Нам, конечно же, интересно знать, где побывал Пушкин, находясь в наших краях, что увидел в тогдашнем Горячеводском поселении и его окрестностях. Для этого следует пройти его путями. Единственная дорога, на Воды из крепости Святого Георгия (ныне город Георгиевск) шла по левому берегу Подкумка, то вблизи русла реки, то отдаляясь от него, если на пути встречались препятствия. Одно из них в виде нагромождения скал ожидало путешественников у южной подошвы Машука. Позднее, по указанию генерала Ермолова, путь среди этих скал был расчищен. Но, пока это не было сделано, всем, направлявшимся на Воды, приходилось делать порядочный крюк, огибая гору с севера. Россияне, направлявшиеся на Воды, вынуждены были двигаться мимо двух небольших соленых озер, направляясь к перемычке, соединяющей Машук и Бештау, Только преодолев ее, они могли вновь спуститься в долину Подкумка. Здесь древняя дорога раздваивалась. Основная ее ветвь, ведущая в Константиногорскую крепость и далее, на Кислые Воды, возвращалась к реке. Другая, так сказать, местного значения, поворачивала к источникам горы Горячей. Она в дальнейшем сделалась главной магистралью нарождавшегося города, а ее ответвления — удобными путями к источникам Горячей горы.

Место, где должен был родиться Пятигорск, удобным не назовешь. Кругом разной крутизны склоны и скаты, овраги и обрывы, которые приходилось одолевать, и не без труда, первым посетителям Вод. Самое большое препятствие на пути к минеральным источникам и первым ваннам представляли склоны горы Горячей. Даже сегодня, при наличии вполне благоустроенных подходов, чтобы подняться на ее вершину, требуются определенные усилия. А каково же было делать это в ту пору, когда там не существовало ни лестниц, ни дорог, ни даже мало-мальски удобных тропинок.

Люди, приехавшие пользоваться ими, купались в примитивном, выбитом прямо в скалах, бассейне, над которым не было даже навеса, защищающего от дождя и палящих солнечных лучей. Стараниями командира егерского полка, стоявшего в Константиногорской крепости, генерала Лихачева, был сделан первый шаг к обустройству будущего курорта — егеря соорудили над бассейном примитивную купальню и проложили к ней деревянную лестницу.
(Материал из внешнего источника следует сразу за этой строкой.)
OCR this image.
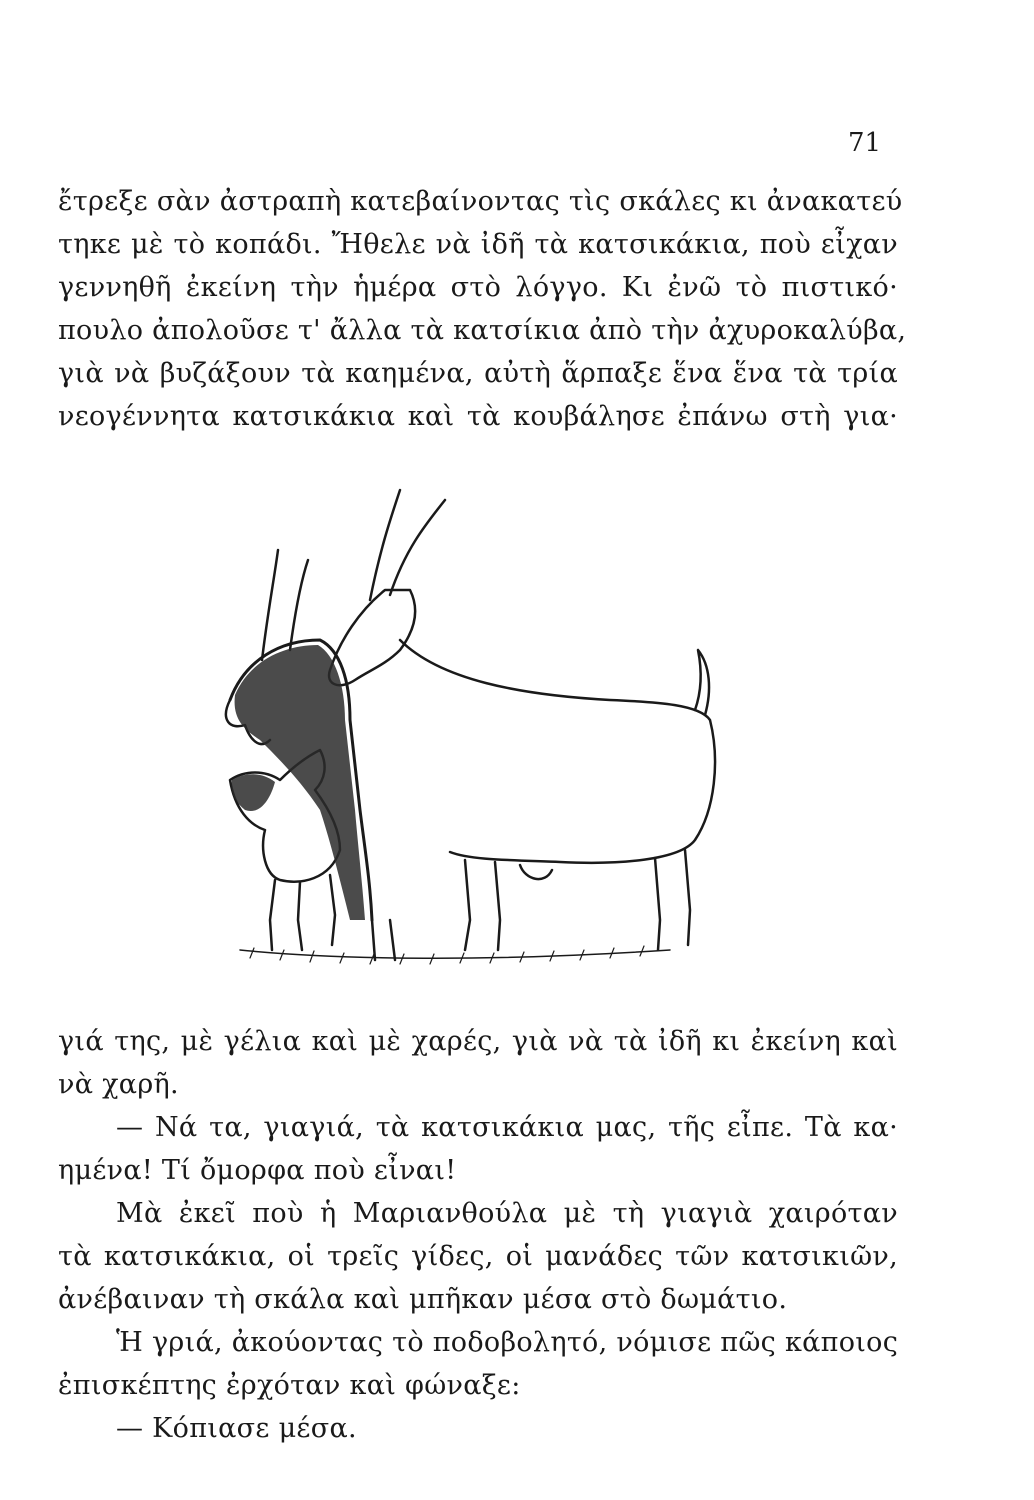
71
ἔτρεξε σὰν ἀστραπὴ κατεβαίνοντας τὶς σκάλες κι ἀνακατεύ
τηκε μὲ τὸ κοπάδι. Ἤθελε νὰ ἰδῆ τὰ κατσικάκια, ποὺ εἶχαν
γεννηθῆ ἐκείνη τὴν ἡμέρα στὸ λόγγο. Κι ἐνῶ τὸ πιστικό·
πουλο ἀπολοῦσε τ' ἄλλα τὰ κατσίκια ἀπὸ τὴν ἀχυροκαλύβα,
γιὰ νὰ βυζάξουν τὰ καημένα, αὐτὴ ἅρπαξε ἕνα ἕνα τὰ τρία
νεογέννητα κατσικάκια καὶ τὰ κουβάλησε ἐπάνω στὴ για·
γιά της, μὲ γέλια καὶ μὲ χαρές, γιὰ νὰ τὰ ἰδῆ κι ἐκείνη καὶ
νὰ χαρῆ.
— Νά τα, γιαγιά, τὰ κατσικάκια μας, τῆς εἶπε. Τὰ κα·
ημένα! Τί ὄμορφα ποὺ εἶναι!
Μὰ ἐκεῖ ποὺ ἡ Μαριανθούλα μὲ τὴ γιαγιὰ χαιρόταν
τὰ κατσικάκια, οἱ τρεῖς γίδες, οἱ μανάδες τῶν κατσικιῶν,
ἀνέβαιναν τὴ σκάλα καὶ μπῆκαν μέσα στὸ δωμάτιο.
Ἡ γριά, ἀκούοντας τὸ ποδοβολητό, νόμισε πῶς κάποιος
ἐπισκέπτης ἐρχόταν καὶ φώναξε:
— Κόπιασε μέσα.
Ее можно увидеть на акварели художника Е. Корнеева, сделанной в 1803 году. Изображенная на ней Горячеводская долина еще пустынна, лишь кое-где стоят жалкие мазанки и кибитки, а лестница на гору Горячую уже есть! Но, конечно, она не могла удовлетворить ни больных, ни администрацию курорта. И потому, как только появилась некая сумма, пожертвованная Кавказским Водам в благодарность за исцеление астраханским купцом Федоровым, ее использовали для устройства удобных путей на вершину горы Горячей. В 1814 году, появилось первое шоссе на Горячую гору. На его строительстве использовали пленных поляков, воевавших в армии Наполеона и сосланных за это на Кавказ. Поначалу этот путь играл очень важную роль, поскольку он давал единственную возможность подъехать к ваннам в экипаже, а это было крайне необходимо людям пожилым, ослабленным, скрученным ревматизмом или страдающим от тяжелых ран. Но к моменту приезда Раевских с Пушкиным появилась еще одна экипажная дорога наверх.
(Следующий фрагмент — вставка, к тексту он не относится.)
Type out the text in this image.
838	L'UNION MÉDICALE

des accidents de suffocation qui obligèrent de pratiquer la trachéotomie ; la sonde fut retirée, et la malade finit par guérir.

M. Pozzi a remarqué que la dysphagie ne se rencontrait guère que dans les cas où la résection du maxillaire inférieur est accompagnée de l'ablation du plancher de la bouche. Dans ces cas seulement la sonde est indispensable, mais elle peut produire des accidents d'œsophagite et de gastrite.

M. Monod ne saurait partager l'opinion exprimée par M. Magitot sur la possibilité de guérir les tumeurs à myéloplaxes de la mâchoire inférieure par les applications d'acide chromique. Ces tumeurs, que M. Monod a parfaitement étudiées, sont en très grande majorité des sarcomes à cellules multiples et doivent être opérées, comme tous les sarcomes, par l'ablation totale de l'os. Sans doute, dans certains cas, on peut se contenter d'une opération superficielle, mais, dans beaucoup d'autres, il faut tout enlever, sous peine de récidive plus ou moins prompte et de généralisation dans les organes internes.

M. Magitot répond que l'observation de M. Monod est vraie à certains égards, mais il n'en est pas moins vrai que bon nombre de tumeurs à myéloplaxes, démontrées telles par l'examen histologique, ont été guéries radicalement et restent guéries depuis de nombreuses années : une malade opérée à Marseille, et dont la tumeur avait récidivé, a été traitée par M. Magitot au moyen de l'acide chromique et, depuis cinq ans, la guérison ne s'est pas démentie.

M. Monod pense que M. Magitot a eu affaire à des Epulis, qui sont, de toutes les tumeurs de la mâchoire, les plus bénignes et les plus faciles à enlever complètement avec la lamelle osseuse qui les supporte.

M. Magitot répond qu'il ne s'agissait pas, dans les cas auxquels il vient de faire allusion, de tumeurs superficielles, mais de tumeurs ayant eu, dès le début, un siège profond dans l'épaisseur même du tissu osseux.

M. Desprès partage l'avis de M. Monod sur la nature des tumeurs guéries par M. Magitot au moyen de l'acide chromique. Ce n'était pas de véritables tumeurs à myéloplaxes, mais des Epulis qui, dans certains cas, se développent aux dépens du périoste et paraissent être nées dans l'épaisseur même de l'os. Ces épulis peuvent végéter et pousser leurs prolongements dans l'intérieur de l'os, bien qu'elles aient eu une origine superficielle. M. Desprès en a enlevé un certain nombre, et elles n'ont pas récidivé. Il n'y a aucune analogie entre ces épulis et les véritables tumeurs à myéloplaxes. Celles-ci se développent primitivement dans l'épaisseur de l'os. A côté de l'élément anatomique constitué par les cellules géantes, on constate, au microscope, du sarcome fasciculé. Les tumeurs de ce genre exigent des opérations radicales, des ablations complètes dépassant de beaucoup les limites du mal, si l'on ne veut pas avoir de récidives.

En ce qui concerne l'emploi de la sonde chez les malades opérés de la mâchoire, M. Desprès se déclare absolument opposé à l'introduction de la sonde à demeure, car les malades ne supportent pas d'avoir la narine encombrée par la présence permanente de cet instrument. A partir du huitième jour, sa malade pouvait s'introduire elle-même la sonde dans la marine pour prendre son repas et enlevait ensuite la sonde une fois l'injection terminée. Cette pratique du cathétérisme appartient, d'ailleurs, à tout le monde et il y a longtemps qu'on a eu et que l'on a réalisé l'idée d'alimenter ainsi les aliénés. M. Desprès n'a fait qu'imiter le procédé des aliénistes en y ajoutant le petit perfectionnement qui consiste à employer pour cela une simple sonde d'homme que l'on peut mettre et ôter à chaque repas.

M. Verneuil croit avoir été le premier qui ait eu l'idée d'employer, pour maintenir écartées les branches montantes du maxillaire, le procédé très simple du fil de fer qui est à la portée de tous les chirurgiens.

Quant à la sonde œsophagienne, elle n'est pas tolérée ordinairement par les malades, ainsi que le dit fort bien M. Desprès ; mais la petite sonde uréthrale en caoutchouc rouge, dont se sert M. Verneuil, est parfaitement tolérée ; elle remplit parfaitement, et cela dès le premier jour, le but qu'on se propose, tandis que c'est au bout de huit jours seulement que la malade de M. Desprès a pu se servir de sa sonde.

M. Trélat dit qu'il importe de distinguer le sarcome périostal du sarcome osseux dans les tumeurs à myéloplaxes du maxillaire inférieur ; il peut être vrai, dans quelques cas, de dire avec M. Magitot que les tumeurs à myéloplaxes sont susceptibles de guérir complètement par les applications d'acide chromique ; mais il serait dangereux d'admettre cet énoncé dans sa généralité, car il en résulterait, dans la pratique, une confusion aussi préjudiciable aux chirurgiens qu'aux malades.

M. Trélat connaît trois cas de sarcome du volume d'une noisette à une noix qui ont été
В 1819 году генерал Ермолов приказал сломать ветхие избушки-купальни на вершине горы Горячей и построить на ее уступе новое купальное заведение. И в том же году оно появилось. Названные в честь генерала Ермоловскими, ванны эти были по тем временам достаточно комфортабельными и довольно красивыми — с колоннами и башенкой-бельведером на крыше. Неудивительно, что большинство курортной публики предпочитало принимать процедуры там — до тех пор, пока у подножья горы не было построено каменное здание Николаевских ванн. Посещали Ермоловские ванны и Раевские с Пушкиным. По поводу ванных зданий генерал писал: «Ванны старые… ни вида, ни выгод не имеют, новые же представляют и то, и другое, возможную чистоту и опрятность. Вид из оных наиприятнейший на Бештову гору».
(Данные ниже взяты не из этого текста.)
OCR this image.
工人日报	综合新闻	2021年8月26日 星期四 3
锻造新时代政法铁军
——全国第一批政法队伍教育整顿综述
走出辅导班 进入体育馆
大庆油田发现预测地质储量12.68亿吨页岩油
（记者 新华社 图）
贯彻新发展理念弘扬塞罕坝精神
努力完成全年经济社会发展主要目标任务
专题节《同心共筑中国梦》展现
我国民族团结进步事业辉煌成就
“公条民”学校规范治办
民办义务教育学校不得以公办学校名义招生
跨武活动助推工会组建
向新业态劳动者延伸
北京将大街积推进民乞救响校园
К Ермоловским ваннам больные поднимались по удобному шоссе, проложенному одновременно со строительством здания и хорошо приспособленному для проезда экипажей. Но, надо полагать, что Пушкин транспортом не пользовался — по обоим шоссе ходил пешком, чтобы полюбоваться открывающейся оттуда панорамой Кавказских гор. Правда, в западной части горы ничего интересного не было — кроме доживавших свой век старых купален там стояло лишь простенькое деревянное здание так называемой Оборонительной казармы, в которой тогда размещались солдаты военно-рабочей команды.

А вот восточная часть горы, хотя и оставалась в то время не обустроенной, радовала романтическую душу поэта именно своей дикостью — голыми скалами, кое-где поросшими чахлым кустарником, «крутыми каменными тропинками», о которых он вспоминал девять лет спустя. Там имелось несколько выходов минеральной воды, в частности, открытый доктором Гаазом Елизаветинский «кислосерный» источник. Он представлял собой обыкновенный колодец, откуда черпать воду приходилось «ковшиком из коры или дном разбитой бутылки», как писал Александр Сергеевич.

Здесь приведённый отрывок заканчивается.